Jakarta, IDN Times - Pemerintah menyatakan investor asal Jerman tetap menaruh kepercayaan tinggi terhadap prospek ekonomi Indonesia meski pasar keuangan domestik sempat mengalami tekanan dalam beberapa waktu terakhir.
Menteri Koordinator Bidang Perekonomian Airlangga Hartarto mengatakan, investor Jerman memiliki perspektif investasi jangka panjang sehingga tidak terlalu terpengaruh oleh fluktuasi pasar dalam jangka pendek.
"Mereka kan semua investor jangka panjang, jadi pandangannya tidak harian. Tidak memonitor saham tiap hari. Jadi mereka semuanya long term," ujar Airlangga usai pertemuan dengan delegasi bisnis Jerman di Kemenko Perekonomian, Senin (15/6/2026).
Menurut Airlangga, para investor tersebut masih menilai fundamental ekonomi Indonesia tetap kuat. Bahkan, Indonesia dipandang sebagai negara dengan peran yang semakin penting dalam peta ekonomi global.
"Mereka mengatakan Indonesia menjadi middle power, negara kekuatan menengah yang semakin lama semakin penting," katanya.
Airlangga menambahkan, investor Jerman juga melihat Indonesia sebagai salah satu negara strategis untuk melanjutkan ekspansi investasi mereka. Selama ini, hubungan ekonomi kedua negara didominasi oleh impor barang modal atau capital goods dari Jerman ke Indonesia.
Namun, pola tersebut mulai bergeser seiring meningkatnya aktivitas investasi perusahaan-perusahaan Jerman di dalam negeri.
Pemerintah pun mendorong penguatan kerja sama pada sektor industri berteknologi tinggi, terutama pengembangan ekosistem semikonduktor.
"Indonesia secara spesifik meminta untuk ekosistem semikonduktor karena mereka masih kuat di sektor tersebut," ujarnya.

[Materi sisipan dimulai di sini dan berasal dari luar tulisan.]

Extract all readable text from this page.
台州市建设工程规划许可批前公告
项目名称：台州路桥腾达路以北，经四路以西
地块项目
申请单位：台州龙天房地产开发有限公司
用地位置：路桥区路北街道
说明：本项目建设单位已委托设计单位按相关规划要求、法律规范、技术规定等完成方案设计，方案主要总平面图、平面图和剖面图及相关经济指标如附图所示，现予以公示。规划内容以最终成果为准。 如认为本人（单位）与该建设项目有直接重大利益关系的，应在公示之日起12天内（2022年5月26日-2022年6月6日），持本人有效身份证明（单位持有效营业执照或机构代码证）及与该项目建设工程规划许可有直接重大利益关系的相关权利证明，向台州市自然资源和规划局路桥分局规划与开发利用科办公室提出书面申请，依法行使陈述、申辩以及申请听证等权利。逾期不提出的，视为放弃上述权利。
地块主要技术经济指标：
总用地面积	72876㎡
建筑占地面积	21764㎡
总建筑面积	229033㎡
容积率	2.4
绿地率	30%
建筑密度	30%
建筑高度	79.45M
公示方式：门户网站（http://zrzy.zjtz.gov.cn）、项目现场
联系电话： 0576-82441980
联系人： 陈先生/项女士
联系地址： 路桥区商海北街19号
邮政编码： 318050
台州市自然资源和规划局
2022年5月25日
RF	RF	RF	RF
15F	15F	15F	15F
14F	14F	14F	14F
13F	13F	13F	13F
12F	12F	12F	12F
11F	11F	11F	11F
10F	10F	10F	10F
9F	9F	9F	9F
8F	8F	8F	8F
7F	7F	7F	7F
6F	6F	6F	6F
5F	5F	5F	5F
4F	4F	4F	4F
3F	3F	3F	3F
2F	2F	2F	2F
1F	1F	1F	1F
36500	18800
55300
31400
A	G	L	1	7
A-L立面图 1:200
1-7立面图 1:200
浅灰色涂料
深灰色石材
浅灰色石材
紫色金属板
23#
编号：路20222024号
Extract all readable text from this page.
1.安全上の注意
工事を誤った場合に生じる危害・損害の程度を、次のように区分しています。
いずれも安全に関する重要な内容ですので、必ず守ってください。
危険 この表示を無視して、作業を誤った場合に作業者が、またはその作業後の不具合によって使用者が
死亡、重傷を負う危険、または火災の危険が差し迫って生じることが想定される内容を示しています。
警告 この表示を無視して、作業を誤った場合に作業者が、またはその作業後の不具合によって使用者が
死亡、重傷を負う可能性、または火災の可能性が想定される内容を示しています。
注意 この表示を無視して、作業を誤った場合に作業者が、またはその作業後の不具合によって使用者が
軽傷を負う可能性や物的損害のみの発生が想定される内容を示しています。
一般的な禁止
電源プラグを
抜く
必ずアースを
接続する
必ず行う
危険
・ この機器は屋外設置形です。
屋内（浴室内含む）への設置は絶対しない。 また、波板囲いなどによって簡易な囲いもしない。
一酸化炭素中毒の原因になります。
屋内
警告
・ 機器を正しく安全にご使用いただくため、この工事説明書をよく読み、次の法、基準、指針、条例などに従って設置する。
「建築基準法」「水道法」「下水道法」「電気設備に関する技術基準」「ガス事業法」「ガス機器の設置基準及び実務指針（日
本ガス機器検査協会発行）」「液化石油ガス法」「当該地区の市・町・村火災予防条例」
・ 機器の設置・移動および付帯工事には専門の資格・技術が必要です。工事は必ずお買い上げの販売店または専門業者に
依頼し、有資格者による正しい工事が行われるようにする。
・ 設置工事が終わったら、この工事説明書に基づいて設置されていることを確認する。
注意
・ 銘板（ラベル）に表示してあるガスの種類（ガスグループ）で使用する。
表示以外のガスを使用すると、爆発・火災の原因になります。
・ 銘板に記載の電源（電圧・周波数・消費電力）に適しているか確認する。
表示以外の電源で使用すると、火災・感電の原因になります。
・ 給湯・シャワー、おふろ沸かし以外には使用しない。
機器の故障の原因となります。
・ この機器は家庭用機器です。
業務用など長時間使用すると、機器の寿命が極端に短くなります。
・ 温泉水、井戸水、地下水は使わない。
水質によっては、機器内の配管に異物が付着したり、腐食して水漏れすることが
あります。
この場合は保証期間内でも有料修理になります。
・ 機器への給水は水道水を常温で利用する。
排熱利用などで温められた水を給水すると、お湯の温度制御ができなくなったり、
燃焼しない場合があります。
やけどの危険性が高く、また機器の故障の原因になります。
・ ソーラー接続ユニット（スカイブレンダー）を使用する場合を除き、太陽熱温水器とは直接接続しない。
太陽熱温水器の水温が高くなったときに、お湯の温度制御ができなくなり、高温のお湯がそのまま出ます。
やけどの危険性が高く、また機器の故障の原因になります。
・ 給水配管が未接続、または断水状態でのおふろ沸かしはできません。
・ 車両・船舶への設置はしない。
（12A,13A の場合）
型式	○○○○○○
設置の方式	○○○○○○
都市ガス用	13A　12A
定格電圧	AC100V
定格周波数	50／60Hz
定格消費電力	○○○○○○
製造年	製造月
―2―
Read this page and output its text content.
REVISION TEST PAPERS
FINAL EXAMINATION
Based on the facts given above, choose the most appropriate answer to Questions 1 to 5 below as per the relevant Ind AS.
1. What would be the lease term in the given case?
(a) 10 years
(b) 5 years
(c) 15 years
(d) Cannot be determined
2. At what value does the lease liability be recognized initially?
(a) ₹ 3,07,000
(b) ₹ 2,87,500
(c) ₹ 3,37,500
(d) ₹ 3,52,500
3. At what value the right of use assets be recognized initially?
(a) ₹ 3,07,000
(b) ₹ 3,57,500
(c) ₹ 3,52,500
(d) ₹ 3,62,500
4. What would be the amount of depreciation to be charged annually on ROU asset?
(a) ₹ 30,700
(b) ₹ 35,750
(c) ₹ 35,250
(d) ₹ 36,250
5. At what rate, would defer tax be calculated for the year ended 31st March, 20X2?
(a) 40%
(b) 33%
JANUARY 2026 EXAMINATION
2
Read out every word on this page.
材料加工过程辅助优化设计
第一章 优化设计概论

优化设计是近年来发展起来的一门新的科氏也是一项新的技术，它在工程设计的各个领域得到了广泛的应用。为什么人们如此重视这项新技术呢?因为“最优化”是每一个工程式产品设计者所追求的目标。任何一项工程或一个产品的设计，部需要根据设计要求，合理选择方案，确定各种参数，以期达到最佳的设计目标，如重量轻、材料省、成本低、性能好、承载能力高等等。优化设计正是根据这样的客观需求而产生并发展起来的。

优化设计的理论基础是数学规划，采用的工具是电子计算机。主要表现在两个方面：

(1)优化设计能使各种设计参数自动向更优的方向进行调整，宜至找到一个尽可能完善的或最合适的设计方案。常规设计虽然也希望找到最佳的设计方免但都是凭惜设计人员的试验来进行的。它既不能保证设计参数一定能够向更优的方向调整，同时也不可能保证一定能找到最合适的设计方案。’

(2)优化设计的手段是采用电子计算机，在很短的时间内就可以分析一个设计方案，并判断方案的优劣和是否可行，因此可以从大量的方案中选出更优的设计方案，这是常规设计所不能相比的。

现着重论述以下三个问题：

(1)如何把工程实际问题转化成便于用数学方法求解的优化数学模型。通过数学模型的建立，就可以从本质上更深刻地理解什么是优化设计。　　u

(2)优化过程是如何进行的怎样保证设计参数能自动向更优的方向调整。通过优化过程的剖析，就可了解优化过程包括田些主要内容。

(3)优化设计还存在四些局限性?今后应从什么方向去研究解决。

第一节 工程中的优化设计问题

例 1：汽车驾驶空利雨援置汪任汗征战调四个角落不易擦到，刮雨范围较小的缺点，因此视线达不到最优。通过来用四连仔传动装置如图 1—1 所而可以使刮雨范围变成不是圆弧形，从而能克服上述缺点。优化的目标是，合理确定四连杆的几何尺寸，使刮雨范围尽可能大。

Airlangga mencontohkan, perusahaan semikonduktor asal Jerman, Infineon, telah beroperasi di Batam. Pemerintah berharap keberadaan perusahaan tersebut dapat menjadi pintu masuk bagi pengembangan industri semikonduktor yang lebih dalam di Indonesia.
Meski demikian, Airlangga belum mengungkapkan adanya komitmen investasi baru dari investor Jerman dalam waktu dekat.
"Nanti kita akan bahas lagi," katanya.